Although I was inside the church, I knew that this wasn’t the site of the manager. There was nothing there depicting the Nativity and there was a huge line of people lined up in front of a door on the far right side of the church. And it seemed as though there were as many people inside the church as there were tiles. The line snaked around at least three times with that door on one end and a group of Spanish priests standing on the other end. I learned through osmosis that at the other end was the entrance to the flight of stairs that led down into the old manger.
I stood in line for nearly an hour, fanning off interlopers who, despite the setting, seemed to have no problem cutting in front of me in. After an hour, the gaggle of priests in front of me took off, agreeing to come again another day. I stayed for another 30 minutes before the Greek Orthodox priest appeared and told us that church was closed for a service. And since I clearly wasn’t Greek Orthodox, I was not allowed to stay. I was mildly disappointed, but I vowed to come back another day when I had allotted myself more time.
After a quick trip to the bathroom to re-up on painkillers, I stopped for a falafel before heading back to the bus. Once I was back in the Airbnb, I heated up my dinner and decided against my tradition of watching Love Actually. Instead, I chose to dive deep into a bit of nostalgia and watch the Preacher’s Wife—one of the few mainstream Christmas movies that featured people of color. It was a bittersweet experience. While this wasn’t my fist time spending Christmas night alone, it was the first time that I had done so while feeling this lonely and isolated.

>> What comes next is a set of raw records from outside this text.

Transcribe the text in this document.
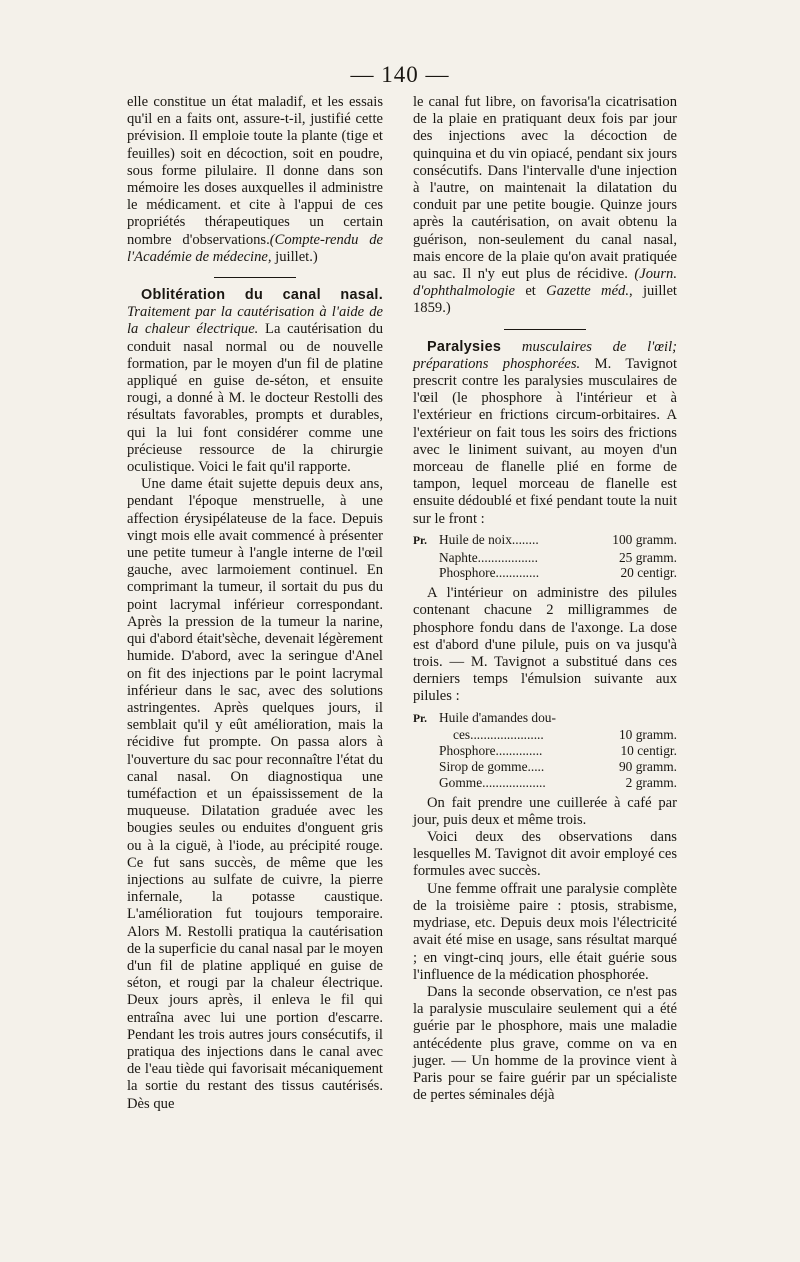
— 140 —

elle constitue un état maladif, et les essais qu'il en a faits ont, assure-t-il, justifié cette prévision. Il emploie toute la plante (tige et feuilles) soit en décoction, soit en poudre, sous forme pilulaire. Il donne dans son mémoire les doses auxquelles il administre le médicament. et cite à l'appui de ces propriétés thérapeutiques un certain nombre d'observations.(Compte-rendu de l'Académie de médecine, juillet.)

Oblitération du canal nasal. Traitement par la cautérisation à l'aide de la chaleur électrique. La cautérisation du conduit nasal normal ou de nouvelle formation, par le moyen d'un fil de platine appliqué en guise de-séton, et ensuite rougi, a donné à M. le docteur Restolli des résultats favorables, prompts et durables, qui la lui font considérer comme une précieuse ressource de la chirurgie oculistique. Voici le fait qu'il rapporte.

Une dame était sujette depuis deux ans, pendant l'époque menstruelle, à une affection érysipélateuse de la face. Depuis vingt mois elle avait commencé à présenter une petite tumeur à l'angle interne de l'œil gauche, avec larmoiement continuel. En comprimant la tumeur, il sortait du pus du point lacrymal inférieur correspondant. Après la pression de la tumeur la narine, qui d'abord était'sèche, devenait légèrement humide. D'abord, avec la seringue d'Anel on fit des injections par le point lacrymal inférieur dans le sac, avec des solutions astringentes. Après quelques jours, il semblait qu'il y eût amélioration, mais la récidive fut prompte. On passa alors à l'ouverture du sac pour reconnaître l'état du canal nasal. On diagnostiqua une tuméfaction et un épaississement de la muqueuse. Dilatation graduée avec les bougies seules ou enduites d'onguent gris ou à la ciguë, à l'iode, au précipité rouge. Ce fut sans succès, de même que les injections au sulfate de cuivre, la pierre infernale, la potasse caustique. L'amélioration fut toujours temporaire. Alors M. Restolli pratiqua la cautérisation de la superficie du canal nasal par le moyen d'un fil de platine appliqué en guise de séton, et rougi par la chaleur électrique. Deux jours après, il enleva le fil qui entraîna avec lui une portion d'escarre. Pendant les trois autres jours consécutifs, il pratiqua des injections dans le canal avec de l'eau tiède qui favorisait mécaniquement la sortie du restant des tissus cautérisés. Dès que

le canal fut libre, on favorisa'la cicatrisation de la plaie en pratiquant deux fois par jour des injections avec la décoction de quinquina et du vin opiacé, pendant six jours consécutifs. Dans l'intervalle d'une injection à l'autre, on maintenait la dilatation du conduit par une petite bougie. Quinze jours après la cautérisation, on avait obtenu la guérison, non-seulement du canal nasal, mais encore de la plaie qu'on avait pratiquée au sac. Il n'y eut plus de récidive. (Journ. d'ophthalmologie et Gazette méd., juillet 1859.)

Paralysies musculaires de l'œil; préparations phosphorées. M. Tavignot prescrit contre les paralysies musculaires de l'œil (le phosphore à l'intérieur et à l'extérieur en frictions circum-orbitaires. A l'extérieur on fait tous les soirs des frictions avec le liniment suivant, au moyen d'un morceau de flanelle plié en forme de tampon, lequel morceau de flanelle est ensuite dédoublé et fixé pendant toute la nuit sur le front :

Pr. Huile de noix........	100 gramm.
Naphte..................	25 gramm.
Phosphore.............	20 centigr.

A l'intérieur on administre des pilules contenant chacune 2 milligrammes de phosphore fondu dans de l'axonge. La dose est d'abord d'une pilule, puis on va jusqu'à trois. — M. Tavignot a substitué dans ces derniers temps l'émulsion suivante aux pilules :

Pr. Huile d'amandes dou-
ces......................	10 gramm.
Phosphore..............	10 centigr.
Sirop de gomme.....	90 gramm.
Gomme...................	2 gramm.

On fait prendre une cuillerée à café par jour, puis deux et même trois.

Voici deux des observations dans lesquelles M. Tavignot dit avoir employé ces formules avec succès.

Une femme offrait une paralysie complète de la troisième paire : ptosis, strabisme, mydriase, etc. Depuis deux mois l'électricité avait été mise en usage, sans résultat marqué ; en vingt-cinq jours, elle était guérie sous l'influence de la médication phosphorée.

Dans la seconde observation, ce n'est pas la paralysie musculaire seulement qui a été guérie par le phosphore, mais une maladie antécédente plus grave, comme on va en juger. — Un homme de la province vient à Paris pour se faire guérir par un spécialiste de pertes séminales déjà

When it was time for bed, I turned on the heating pad and tucked into someone else’s sheets. As I stared at the ceiling with the pain in my back slowly throbbing, I vowed that I would never spend another Christmas in a place where people didn’t believe in Christ. Although I didn’t either anymore, there was still something to be said about being surrounded by those who did. There was a sense of magic and community that I just didn’t feel in this corner of Jerusalem.
And so as I closed my eyes for the night, I gave a prayer of thanks to no one in particular for having the opportunity to even have this experience. Because I was never going to repeat it again. Then I closed my eyes and slept.